Connor's defense attorney Mark Kane said of the 12-member jury, eight said she was guilty and four said not guilty.
Dewey police arrested her following an investigation that began on Jan. 30 when the Wichita Police Department contacted them about a toddler whose burns appeared suspicious nature, according to the affidavit.
A detective told police Connor's alleged story the burns resulted from a spilled pot of boiling water did not match the injuries as the injuries appeared to be submersion burns.
Reportedly, when Dewey investigators spoke with Connor and confronted her with the evidence, she reportedly told them she had placed the girl in a bathtub with a 3-year-old child in water that “was not hot.”
Connor said she left the children for 10 minutes when she heard crying at which time the 3-year-old found her and tried to tell her something she said she could not understand. She said she thought it was about argument over a toy.
She told investigators when she came back to the bathroom and noticed the hot water was on and the younger girl was screaming, she immediately lifted the child from the water and “the skin fell off (the 16-month-old's) legs.”
It was following this interview on Jan. 31 police arrested her and the 3-year-old was taken into Department of Human Services custody.
During closing arguments Wednesday, the prosecution team re-iterated to the jury how Dewey Police Investigator Tim Stringer who testified Tuesday said the water coming out of the tub's faucet heated to 140 degrees in 40 seconds.
Jared Sigler of the Washington District Attorney's Office recalled how Connor, according to her testimony, ignored the screams from her toddler daughter, Alona, thinking they were only about a toy taken by the 3-year-old Brooke who was also in the tub, and closed the laundry room door.
“I don't know how that could be after you hear that kind of scream,” he said.
Sigler then emphasized Connor's answer when on the witness stand Tuesday when he asked her of her guilt.
“I asked her 'Are you guilty of child neglect?' and what did she say? 'Yes,'” he said, saying she admitted before the court she left her children unattended in the tub.

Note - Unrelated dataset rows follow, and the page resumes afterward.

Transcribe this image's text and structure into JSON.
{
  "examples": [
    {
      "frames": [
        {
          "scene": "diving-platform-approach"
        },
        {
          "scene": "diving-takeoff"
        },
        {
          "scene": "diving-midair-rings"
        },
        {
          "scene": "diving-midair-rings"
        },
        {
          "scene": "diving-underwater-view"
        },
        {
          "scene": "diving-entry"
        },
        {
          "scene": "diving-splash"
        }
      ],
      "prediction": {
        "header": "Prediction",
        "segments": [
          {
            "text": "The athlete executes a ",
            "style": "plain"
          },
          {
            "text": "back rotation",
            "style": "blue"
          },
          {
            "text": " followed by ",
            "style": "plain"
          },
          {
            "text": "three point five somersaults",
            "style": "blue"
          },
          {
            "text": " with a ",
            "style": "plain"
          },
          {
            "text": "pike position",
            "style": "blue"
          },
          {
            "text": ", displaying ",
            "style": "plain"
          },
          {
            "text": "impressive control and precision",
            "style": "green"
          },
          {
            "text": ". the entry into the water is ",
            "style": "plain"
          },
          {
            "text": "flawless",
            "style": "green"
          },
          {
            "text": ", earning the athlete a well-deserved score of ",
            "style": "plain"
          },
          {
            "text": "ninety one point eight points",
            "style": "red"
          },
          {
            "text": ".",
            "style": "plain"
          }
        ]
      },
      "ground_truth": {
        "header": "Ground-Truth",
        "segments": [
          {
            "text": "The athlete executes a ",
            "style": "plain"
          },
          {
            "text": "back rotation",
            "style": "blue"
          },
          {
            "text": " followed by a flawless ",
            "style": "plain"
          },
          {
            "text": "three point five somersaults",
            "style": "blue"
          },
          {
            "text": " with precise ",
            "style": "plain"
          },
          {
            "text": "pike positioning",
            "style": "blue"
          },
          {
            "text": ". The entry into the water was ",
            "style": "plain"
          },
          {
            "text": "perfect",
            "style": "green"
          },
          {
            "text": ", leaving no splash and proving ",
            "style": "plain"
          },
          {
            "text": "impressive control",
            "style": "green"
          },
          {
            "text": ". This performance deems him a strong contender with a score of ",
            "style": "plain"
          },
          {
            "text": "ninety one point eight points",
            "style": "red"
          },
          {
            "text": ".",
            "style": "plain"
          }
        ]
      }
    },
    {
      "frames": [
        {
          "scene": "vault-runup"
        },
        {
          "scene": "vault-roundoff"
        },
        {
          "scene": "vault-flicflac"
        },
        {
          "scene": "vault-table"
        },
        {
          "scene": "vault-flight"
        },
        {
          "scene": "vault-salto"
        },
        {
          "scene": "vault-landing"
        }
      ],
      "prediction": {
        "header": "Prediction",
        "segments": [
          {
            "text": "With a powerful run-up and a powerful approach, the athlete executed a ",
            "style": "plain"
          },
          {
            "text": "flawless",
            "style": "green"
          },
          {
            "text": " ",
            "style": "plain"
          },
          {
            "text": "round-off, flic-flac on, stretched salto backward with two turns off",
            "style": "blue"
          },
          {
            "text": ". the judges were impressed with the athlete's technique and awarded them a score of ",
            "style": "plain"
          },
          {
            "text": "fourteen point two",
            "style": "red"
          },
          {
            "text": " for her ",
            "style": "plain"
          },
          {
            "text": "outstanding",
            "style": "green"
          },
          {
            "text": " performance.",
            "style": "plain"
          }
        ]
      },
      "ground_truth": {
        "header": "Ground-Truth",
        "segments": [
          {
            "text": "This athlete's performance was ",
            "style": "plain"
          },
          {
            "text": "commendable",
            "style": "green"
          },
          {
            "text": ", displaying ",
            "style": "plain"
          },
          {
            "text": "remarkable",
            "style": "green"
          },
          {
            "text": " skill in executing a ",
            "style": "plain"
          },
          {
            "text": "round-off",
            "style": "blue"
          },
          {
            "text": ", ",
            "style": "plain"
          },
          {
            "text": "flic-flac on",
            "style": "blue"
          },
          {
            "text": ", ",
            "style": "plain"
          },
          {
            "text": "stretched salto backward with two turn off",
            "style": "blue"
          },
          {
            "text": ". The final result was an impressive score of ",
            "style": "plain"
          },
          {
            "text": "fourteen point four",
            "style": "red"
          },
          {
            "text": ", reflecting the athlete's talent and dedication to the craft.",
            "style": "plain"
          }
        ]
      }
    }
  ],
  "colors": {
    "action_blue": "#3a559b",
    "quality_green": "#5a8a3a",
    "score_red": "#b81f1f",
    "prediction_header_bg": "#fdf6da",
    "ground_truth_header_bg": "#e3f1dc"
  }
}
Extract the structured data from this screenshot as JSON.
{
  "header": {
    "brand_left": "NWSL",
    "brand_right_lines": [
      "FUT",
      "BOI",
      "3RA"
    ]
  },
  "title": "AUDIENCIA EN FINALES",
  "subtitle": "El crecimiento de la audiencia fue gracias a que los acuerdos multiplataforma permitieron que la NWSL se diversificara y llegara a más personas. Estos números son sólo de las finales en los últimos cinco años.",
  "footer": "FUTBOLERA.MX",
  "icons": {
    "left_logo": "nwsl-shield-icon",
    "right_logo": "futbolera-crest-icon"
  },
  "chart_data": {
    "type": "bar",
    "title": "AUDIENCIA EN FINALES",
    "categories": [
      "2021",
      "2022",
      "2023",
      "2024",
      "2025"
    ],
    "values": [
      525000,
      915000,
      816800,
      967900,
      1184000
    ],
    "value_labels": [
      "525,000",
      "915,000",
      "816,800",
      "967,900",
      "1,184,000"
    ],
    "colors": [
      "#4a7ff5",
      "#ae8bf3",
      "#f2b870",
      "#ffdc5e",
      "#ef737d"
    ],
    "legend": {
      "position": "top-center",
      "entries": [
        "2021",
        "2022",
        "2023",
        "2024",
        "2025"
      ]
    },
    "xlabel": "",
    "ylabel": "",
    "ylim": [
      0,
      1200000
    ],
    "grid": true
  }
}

“I am asking you to hold her accountable because everything that happened January 29 was completely preventable.”
“This case is not all about Danielle Connor. It's about Alona Conner too. Think about that,” he continued.
“Kids need their moms. Alona needed her mom and I submit to you that on January 29, her mommy wasn't there.”
Connor's attorney Mark Kane then taking to the floor told the jury their decision is to decide if Connor is a criminal and if she needed to go to prison.
He recalled testimony by three different doctors, all who said Alona bore no signs of abuse, disease or medical issues and how investigators said they found the house tidy and child-proofed.
“This means Danielle was a good mother and wanted to protect the children,” said Kane, calling attention to the fact she placed Alona in a tub seat.
Kane recalled to the jury how after first lying to the medical personnel and police, Connor came to police voluntarily and took responsibility. Kane added that Connor lied not to protect herself, but to protect Brooke.
He then recounted testimony by Connor's boyfriend and her babysitter who both said Connor is a good mother.
“Those are all things that show she is not a criminal,” he said. “I want you to find Connor not guilty.
“What do children need? They need a mommy. She is a good mommy. It was an accident.”
Sigler then addressing the jury in his final argument told the jury, “If you find Connor not guilty because you don't want to call her a criminal, you are disregarding the evidence,” he said, saying Connor didn't do what she did with bad intentions.
“She is a criminal because she didn't do what she should do as a mother,” said Sigler. “The heart of the matter is she didn't supervise her children.”
“She is not a bad mom, I don't have to prove that she is a bad mother. She left the kids in the tub. What is more dangerous than leaving a child in a tub? Leaving two kids in the tub,” Sigler told the jury. “We don't do that as responsible parents.”